The elections come up obliquely in this short video, Neighbourhood Solidarity in Madrid, filmed in Puerta Del Angel, just across the river from the city centre, with the local branch of the RSP (Red de Solidaridad Popular, or Network of Popular Solidarity) covering the districts of Latina and Carabanchel. The group’s primary activity is a food bank, but they also support people–that’s to say, each other–in other ways, and there are volunteers who provide professional advice or give classes in maths or languages.

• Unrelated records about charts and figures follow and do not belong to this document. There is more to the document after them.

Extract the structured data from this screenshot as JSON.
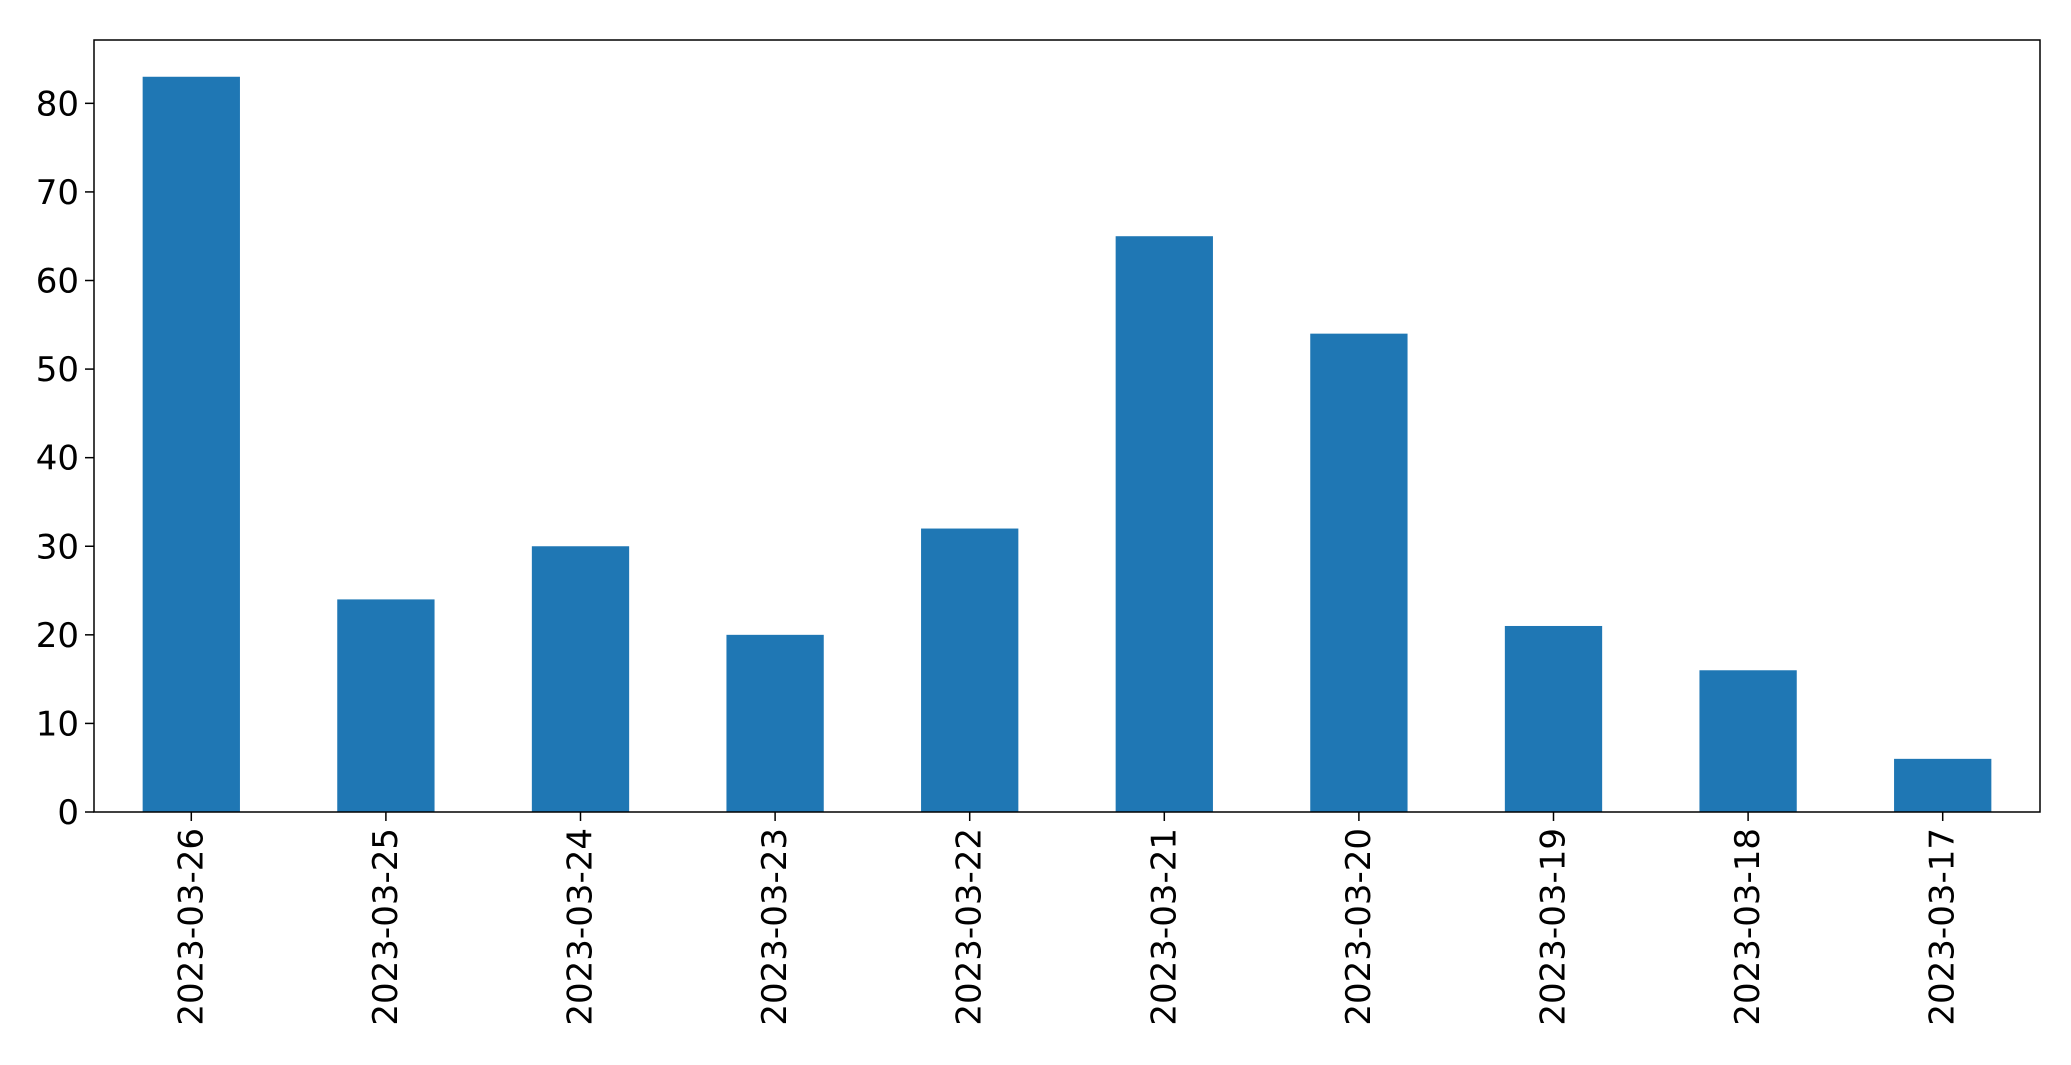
{
  "chart_data": {
    "type": "bar",
    "title": "",
    "xlabel": "",
    "ylabel": "",
    "categories": [
      "2023-03-26",
      "2023-03-25",
      "2023-03-24",
      "2023-03-23",
      "2023-03-22",
      "2023-03-21",
      "2023-03-20",
      "2023-03-19",
      "2023-03-18",
      "2023-03-17"
    ],
    "values": [
      83,
      24,
      30,
      20,
      32,
      65,
      54,
      21,
      16,
      6
    ],
    "ylim": [
      0,
      87.15
    ],
    "yticks": [
      0,
      10,
      20,
      30,
      40,
      50,
      60,
      70,
      80
    ],
    "bar_color": "#1f77b4",
    "grid": false,
    "legend": "none"
  }
}
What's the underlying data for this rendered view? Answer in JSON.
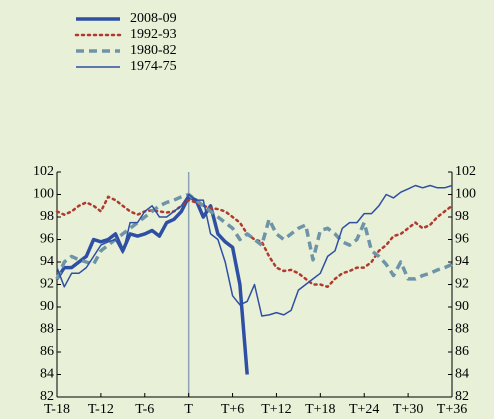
{
  "chart_data": {
    "type": "line",
    "x": [
      -18,
      -17,
      -16,
      -15,
      -14,
      -13,
      -12,
      -11,
      -10,
      -9,
      -8,
      -7,
      -6,
      -5,
      -4,
      -3,
      -2,
      -1,
      0,
      1,
      2,
      3,
      4,
      5,
      6,
      7,
      8,
      9,
      10,
      11,
      12,
      13,
      14,
      15,
      16,
      17,
      18,
      19,
      20,
      21,
      22,
      23,
      24,
      25,
      26,
      27,
      28,
      29,
      30,
      31,
      32,
      33,
      34,
      35,
      36
    ],
    "series": [
      {
        "name": "2008-09",
        "color": "#2e4fa3",
        "style": "solid",
        "width": 3.5,
        "values": [
          92.5,
          93.5,
          93.5,
          94,
          94.5,
          96,
          95.8,
          96,
          96.5,
          95,
          96.5,
          96.3,
          96.5,
          96.8,
          96.3,
          97.5,
          97.8,
          98.5,
          99.8,
          99.5,
          98,
          99,
          96.5,
          95.8,
          95.3,
          92,
          84,
          null,
          null,
          null,
          null,
          null,
          null,
          null,
          null,
          null,
          null,
          null,
          null,
          null,
          null,
          null,
          null,
          null,
          null,
          null,
          null,
          null,
          null,
          null,
          null,
          null,
          null,
          null,
          null
        ]
      },
      {
        "name": "1992-93",
        "color": "#b03a2e",
        "style": "dotted",
        "width": 2.5,
        "values": [
          98.5,
          98.2,
          98.5,
          99,
          99.3,
          99,
          98.5,
          99.8,
          99.5,
          99,
          98.5,
          98.2,
          98.5,
          98.6,
          98.5,
          98.4,
          98.5,
          99,
          99.5,
          99.3,
          99,
          98.8,
          98.7,
          98.5,
          98,
          97.5,
          96.5,
          96,
          95.8,
          94.5,
          93.5,
          93.2,
          93.3,
          93,
          92.5,
          92,
          92,
          91.8,
          92.5,
          93,
          93.2,
          93.5,
          93.5,
          94,
          95,
          95.5,
          96.3,
          96.5,
          97,
          97.5,
          97,
          97.3,
          98,
          98.5,
          99
        ]
      },
      {
        "name": "1980-82",
        "color": "#6e94a8",
        "style": "dashed",
        "width": 3.5,
        "values": [
          92.5,
          94,
          94.5,
          94.2,
          94,
          93.8,
          95,
          95.5,
          96,
          96.5,
          97,
          97.5,
          98,
          98.5,
          99,
          99.3,
          99.5,
          99.8,
          100,
          99.5,
          99,
          98.5,
          98,
          97.5,
          97,
          96,
          96.5,
          96,
          95.5,
          97.8,
          96.5,
          96,
          96.5,
          97,
          97.3,
          94.2,
          96.8,
          97,
          96.5,
          95.8,
          95.5,
          96,
          97.5,
          95,
          94.5,
          93.8,
          92.8,
          94,
          92.5,
          92.5,
          92.8,
          93,
          93.3,
          93.5,
          93.8
        ]
      },
      {
        "name": "1974-75",
        "color": "#2e4fa3",
        "style": "solid",
        "width": 1.5,
        "values": [
          93.5,
          91.8,
          93,
          93,
          93.5,
          94.5,
          95.5,
          95.8,
          96,
          94.8,
          97.5,
          97.5,
          98.5,
          99,
          98,
          98,
          98.5,
          99,
          100,
          99.5,
          99.5,
          96.5,
          96,
          94,
          91,
          90.2,
          90.5,
          92,
          89.2,
          89.3,
          89.5,
          89.3,
          89.7,
          91.5,
          92,
          92.5,
          93,
          94.5,
          95,
          97,
          97.5,
          97.5,
          98.3,
          98.3,
          99,
          100,
          99.7,
          100.2,
          100.5,
          100.8,
          100.6,
          100.8,
          100.6,
          100.6,
          100.8
        ]
      }
    ],
    "xlim": [
      -18,
      36
    ],
    "xticks": [
      {
        "value": -18,
        "label": "T-18"
      },
      {
        "value": -12,
        "label": "T-12"
      },
      {
        "value": -6,
        "label": "T-6"
      },
      {
        "value": 0,
        "label": "T"
      },
      {
        "value": 6,
        "label": "T+6"
      },
      {
        "value": 12,
        "label": "T+12"
      },
      {
        "value": 18,
        "label": "T+18"
      },
      {
        "value": 24,
        "label": "T+24"
      },
      {
        "value": 30,
        "label": "T+30"
      },
      {
        "value": 36,
        "label": "T+36"
      }
    ],
    "ylim": [
      82,
      102
    ],
    "yticks": [
      82,
      84,
      86,
      88,
      90,
      92,
      94,
      96,
      98,
      100,
      102
    ],
    "y2lim": [
      82,
      102
    ],
    "y2ticks": [
      82,
      84,
      86,
      88,
      90,
      92,
      94,
      96,
      98,
      100,
      102
    ],
    "vline": 0
  }
}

The RSP Latina Carabanchel exemplifies the strength of the movement against austerity known as 15M, from the date of the mass demonstrations of the indignados in cities across the country (15 May 2011). The movement has generated a wide set of local initiatives attacking the effects of austerity politics in parallel fields, loose federations of autonomous local groups under umbrella names that indicate their focus. Thanks to a small network of friends active in one or other of these groups, I was able to connect with people working on housing, food provision, and healthcare in Barcelona and Madrid. These sequences will be included in the completed film. My thanks especially to Ricard Mamblona in Barcelona, and Concha Mateos in Madrid, who were both extremely generous with their time and attention as production managers, and to the camera people they found to work with me, Oriol Bosch Castellet and Raquel Salillas.